A federal appeals court on Thursday refused to reinstate President Donald Trump’s travel ban, which would have prevented people from several predominantly Muslim countries from entering the United States.
Writing for the majority, Chief Judge Roger Gregory said the president’s order uses “vague words of national security, but in context drips with religious intolerance, animus and discrimination.” The decision out of the 4th Circuit Court of Appeals deemed the travel order a violation of constitutionally proscribed “establishment of religion.”
Silicon Valley’s elected officials applauded the ruling, which U.S. Attorney General Jeff Sessions promptly vowed to appeal to the Supreme Court. Santa Clara County Supervisor Dave Cortese said the court’s decision sends a message to the president: the Constitutional rights matter.
“The First Amendment of the Constitution clearly prohibits the government from attacking a particular religion,” Cortese said Thursday. “Furthermore, the federal government has not established a link between barring citizens from these six countries from entering the U.S. and its ability to ensure security from within our borders.”
Several states challenged Trump’s travel order—his second attempt to enact a three-month ban on people from Iran, Libya, Sudan, Syria and Yemen. It also sought to block all refugees for four months and reduce their admission by half going forward.
This county joined the lawsuit seeking to halt Trump’s revised travel ban, calling it an unconstitutional attack on immigrants and religious minorities. It also bears troubling similarities to the 1942 executive order that enabled authorities to round up 120,000 Japanese Americans and detain them in internment camps.

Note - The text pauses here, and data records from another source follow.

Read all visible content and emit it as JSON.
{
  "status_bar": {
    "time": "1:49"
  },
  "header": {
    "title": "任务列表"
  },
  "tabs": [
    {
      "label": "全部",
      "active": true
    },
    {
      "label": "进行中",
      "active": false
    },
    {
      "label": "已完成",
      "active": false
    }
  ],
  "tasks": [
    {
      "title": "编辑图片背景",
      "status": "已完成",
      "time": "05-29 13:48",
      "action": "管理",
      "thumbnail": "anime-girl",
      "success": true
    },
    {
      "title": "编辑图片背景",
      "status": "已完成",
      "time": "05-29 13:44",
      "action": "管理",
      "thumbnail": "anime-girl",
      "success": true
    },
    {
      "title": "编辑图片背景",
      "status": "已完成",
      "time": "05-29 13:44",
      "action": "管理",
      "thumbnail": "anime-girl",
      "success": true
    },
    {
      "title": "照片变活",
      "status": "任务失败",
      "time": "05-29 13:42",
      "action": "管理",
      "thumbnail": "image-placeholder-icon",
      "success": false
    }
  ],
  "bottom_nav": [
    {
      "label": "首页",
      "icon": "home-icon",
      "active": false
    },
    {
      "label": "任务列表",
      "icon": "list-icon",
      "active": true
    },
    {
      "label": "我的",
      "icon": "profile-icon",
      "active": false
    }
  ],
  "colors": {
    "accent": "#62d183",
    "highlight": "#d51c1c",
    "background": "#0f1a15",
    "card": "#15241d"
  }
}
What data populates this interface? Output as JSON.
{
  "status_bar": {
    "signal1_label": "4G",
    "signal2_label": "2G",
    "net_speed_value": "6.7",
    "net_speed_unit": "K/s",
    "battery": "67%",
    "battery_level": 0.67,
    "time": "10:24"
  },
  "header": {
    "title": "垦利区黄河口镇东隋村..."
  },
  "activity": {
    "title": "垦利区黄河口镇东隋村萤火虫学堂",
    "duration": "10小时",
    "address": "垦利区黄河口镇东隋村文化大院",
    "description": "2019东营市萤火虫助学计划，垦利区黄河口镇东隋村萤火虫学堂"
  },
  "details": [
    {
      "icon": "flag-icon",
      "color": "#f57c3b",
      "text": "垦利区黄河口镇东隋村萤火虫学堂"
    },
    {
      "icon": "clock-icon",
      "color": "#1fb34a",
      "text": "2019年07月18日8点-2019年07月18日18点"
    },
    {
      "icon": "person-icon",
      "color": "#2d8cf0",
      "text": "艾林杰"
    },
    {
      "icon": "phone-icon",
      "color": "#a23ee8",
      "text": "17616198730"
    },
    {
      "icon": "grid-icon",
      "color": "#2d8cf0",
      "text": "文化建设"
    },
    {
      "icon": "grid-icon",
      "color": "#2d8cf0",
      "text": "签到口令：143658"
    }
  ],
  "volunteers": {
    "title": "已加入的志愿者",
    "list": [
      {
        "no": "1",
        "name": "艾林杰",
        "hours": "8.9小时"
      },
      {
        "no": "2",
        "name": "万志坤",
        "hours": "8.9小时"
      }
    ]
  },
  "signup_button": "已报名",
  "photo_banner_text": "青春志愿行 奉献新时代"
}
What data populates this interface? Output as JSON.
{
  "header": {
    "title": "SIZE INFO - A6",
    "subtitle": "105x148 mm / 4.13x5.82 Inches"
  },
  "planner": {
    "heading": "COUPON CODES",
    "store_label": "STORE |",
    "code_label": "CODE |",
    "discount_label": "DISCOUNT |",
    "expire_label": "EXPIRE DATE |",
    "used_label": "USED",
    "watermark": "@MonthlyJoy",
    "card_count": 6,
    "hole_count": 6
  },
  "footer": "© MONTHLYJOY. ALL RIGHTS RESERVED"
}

“Despite the President’s attempts to revise it, the travel ban is still unconstitutional,” county counsel James Williams said after filing the brief in March. “Targeting individuals because of their religion and national origin is illegal and undermines the values of our nation and Santa Clara County.”
The county has also mounted a legal challenge against another executive order, one that would withhold funding from jurisdictions that limit cooperation with federal immigration officials. A federal judge blocked that order as well.
This week, however, the U.S. Department of Justice asked the court to reconsider that ruling. Williams said the request does nothing more than put the administration’s “losing arguments from the hearing into writing.”
“It shows that the Trump administration continues to scramble in an attempt to save an executive order that is fundamentally unconstitutional and cannot be cured,” Williams said.“Santa Clara County will continue to fight vigorously to defend the injunction and its constitutional rights.”
California Attorney General Xavier Becerra also filed amicus briefs urging judges to uphold both suspensions of Trump’s orders. “The administration already has suffered a string of well-deserved defeats in the courts,” Becerra said in a written statement. “President Trump should read the Constitution.”